Spot gas prices traded both sides of even on Wednesday as no major changes were expected in weather patterns for the next couple of days.
NatGasWeather said hot high pressure was forecast to continue across California and the Southwest, with near-record highs of 90s and 100s, and locally 110s in the Southwest deserts. However, the intense heat was expected to be countered by the rest of the country experiencing “mostly comfortable” highs in the 60s to 80s, including in Texas, the South and the Southeast, where weather systems were expected to stall with heavy showers and thunderstorms. A cooler-trending weather system was forecast across the Northeast late this weekend, although the forecaster said it’s too late in the season to expect much heating demand.
On the pricing front, Algonquin Citygate posted one of the only significant moves across the Lower 48 as the pipeline wrapped up pig runs, with next-day gas falling 13.5 cents day/day to $1.585. Prices throughout the rest of the Northeast swung within a nickel of the previous day.
On the pipeline front, Texas Eastern Transmission (Tetco) said as of Tuesday, it had restored partial service on Line 25, increasing capacity through Owingsville, KY, to 300 MMcf/d. Tetco expects to further increase capacity through Owingsville to 600-700 MMcf/d in the coming days once it completes initial flow testing following the explosion on its 30-inch diameter pipeline.
Price changes also were small across Appalachia and the Southeast, with a mix of gains and losses.
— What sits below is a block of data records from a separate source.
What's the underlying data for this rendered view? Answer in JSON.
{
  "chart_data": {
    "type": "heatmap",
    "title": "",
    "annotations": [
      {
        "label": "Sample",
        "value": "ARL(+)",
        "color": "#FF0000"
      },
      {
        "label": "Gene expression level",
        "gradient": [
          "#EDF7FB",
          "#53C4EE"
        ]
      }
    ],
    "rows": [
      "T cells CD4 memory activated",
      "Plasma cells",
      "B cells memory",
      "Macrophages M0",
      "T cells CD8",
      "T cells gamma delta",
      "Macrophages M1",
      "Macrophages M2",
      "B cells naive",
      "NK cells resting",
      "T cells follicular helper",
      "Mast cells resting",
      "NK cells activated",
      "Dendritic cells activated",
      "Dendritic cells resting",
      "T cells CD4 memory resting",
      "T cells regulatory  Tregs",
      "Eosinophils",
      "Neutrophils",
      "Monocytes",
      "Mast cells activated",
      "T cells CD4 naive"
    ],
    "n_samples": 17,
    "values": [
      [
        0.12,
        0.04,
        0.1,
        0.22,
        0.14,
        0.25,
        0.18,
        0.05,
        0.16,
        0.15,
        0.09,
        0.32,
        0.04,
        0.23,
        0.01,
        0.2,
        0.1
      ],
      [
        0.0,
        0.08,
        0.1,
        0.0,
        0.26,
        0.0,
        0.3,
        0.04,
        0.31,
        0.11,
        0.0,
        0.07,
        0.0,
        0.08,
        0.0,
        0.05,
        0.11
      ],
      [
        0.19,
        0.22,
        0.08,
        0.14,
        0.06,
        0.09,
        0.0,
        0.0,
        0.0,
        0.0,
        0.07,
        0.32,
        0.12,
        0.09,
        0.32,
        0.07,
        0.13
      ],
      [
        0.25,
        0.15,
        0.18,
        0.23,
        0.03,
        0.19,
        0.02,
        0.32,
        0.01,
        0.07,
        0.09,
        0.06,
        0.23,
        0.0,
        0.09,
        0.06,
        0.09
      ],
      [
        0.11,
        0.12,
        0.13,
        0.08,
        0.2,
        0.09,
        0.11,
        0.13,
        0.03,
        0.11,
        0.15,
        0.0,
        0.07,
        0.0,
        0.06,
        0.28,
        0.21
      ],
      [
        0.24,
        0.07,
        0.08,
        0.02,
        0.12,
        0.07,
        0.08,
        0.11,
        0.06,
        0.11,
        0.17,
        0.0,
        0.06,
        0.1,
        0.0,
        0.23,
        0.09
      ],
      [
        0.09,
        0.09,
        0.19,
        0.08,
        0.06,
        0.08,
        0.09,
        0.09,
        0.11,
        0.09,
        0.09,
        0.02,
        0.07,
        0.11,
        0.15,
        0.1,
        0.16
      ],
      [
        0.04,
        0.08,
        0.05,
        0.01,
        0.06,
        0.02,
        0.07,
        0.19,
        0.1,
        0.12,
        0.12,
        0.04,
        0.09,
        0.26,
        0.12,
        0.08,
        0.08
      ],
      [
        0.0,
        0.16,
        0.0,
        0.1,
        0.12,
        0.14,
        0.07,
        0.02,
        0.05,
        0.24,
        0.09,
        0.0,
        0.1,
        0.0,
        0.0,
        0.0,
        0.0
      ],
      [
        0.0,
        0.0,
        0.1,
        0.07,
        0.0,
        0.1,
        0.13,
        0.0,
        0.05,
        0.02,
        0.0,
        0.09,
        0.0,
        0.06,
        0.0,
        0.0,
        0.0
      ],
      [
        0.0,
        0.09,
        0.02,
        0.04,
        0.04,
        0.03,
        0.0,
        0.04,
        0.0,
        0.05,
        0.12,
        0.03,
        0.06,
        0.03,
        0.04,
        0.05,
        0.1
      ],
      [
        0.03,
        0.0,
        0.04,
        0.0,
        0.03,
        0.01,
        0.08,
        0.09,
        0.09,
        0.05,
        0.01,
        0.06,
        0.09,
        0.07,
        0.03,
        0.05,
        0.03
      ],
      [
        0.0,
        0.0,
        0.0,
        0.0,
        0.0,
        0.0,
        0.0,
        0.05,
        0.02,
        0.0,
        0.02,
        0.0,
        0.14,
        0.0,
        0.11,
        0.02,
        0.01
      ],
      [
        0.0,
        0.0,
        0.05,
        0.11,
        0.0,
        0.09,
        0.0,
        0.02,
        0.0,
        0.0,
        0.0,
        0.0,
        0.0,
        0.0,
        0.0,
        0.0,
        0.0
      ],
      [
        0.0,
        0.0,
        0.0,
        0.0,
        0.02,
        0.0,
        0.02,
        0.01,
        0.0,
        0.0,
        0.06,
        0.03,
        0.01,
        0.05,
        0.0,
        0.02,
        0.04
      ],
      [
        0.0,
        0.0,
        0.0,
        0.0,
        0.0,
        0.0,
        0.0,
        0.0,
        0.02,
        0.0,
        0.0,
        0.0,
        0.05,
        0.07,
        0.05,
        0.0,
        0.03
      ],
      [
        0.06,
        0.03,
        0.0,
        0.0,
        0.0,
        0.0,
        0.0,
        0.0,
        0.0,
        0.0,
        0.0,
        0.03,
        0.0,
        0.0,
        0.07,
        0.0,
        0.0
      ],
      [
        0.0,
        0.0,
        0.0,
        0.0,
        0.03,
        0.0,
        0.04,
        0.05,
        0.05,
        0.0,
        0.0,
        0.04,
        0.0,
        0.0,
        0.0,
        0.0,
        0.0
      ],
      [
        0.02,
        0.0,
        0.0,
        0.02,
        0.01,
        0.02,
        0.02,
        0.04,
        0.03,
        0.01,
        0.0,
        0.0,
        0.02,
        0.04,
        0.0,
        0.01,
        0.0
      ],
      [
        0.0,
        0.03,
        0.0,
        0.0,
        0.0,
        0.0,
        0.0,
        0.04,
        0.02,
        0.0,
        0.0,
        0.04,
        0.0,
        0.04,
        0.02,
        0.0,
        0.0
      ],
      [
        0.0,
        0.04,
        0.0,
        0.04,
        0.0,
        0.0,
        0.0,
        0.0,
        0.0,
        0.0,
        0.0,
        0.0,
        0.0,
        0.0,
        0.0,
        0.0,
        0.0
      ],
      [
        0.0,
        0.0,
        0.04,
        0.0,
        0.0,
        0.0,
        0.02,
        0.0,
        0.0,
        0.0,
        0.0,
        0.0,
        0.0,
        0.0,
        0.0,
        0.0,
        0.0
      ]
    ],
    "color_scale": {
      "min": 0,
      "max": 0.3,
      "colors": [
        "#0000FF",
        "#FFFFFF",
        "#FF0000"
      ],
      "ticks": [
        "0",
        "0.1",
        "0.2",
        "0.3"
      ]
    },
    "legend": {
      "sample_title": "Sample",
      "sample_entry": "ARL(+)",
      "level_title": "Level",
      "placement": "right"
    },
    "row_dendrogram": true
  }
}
Prices were mostly lower in Louisiana and Texas, although West Texas prices managed to tack on a few pennies day/day.
Tennessee Gas Pipeline on Thursday is scheduled to conduct a one-day pigging operation at its MLV 317-1 to MLV 313-1 location in Tioga, PA, disrupting flows nearby at Station 315. While this maintenance event is short lived, significant flow impacts were likely to materialize, according to Genscape Inc.
“Throughout the duration of this maintenance event, operational capacity is expected to be restricted to 1.34 Bcf/d, curtailing 486 MMcf/d of flows based on the prior seven-day flow average,” said Genscape analyst Preston Fussee-Durham.
The event comes after Tuesday’s completion of water wash maintenance at Station 315, which resulted in impacts of 191 MMcf/d from Sunday’s pre-maintenance flows. Thursday’s cleaning operation may further cut an additional 300 MMcf/d of gas flows out of the Appalachian Basin, Fussee-Durham said.
On the West Coast, modest price swings were seen throughout the Rockies and California, where the SoCal Border Avg. slipped 2.0 cents day/day to $1.810.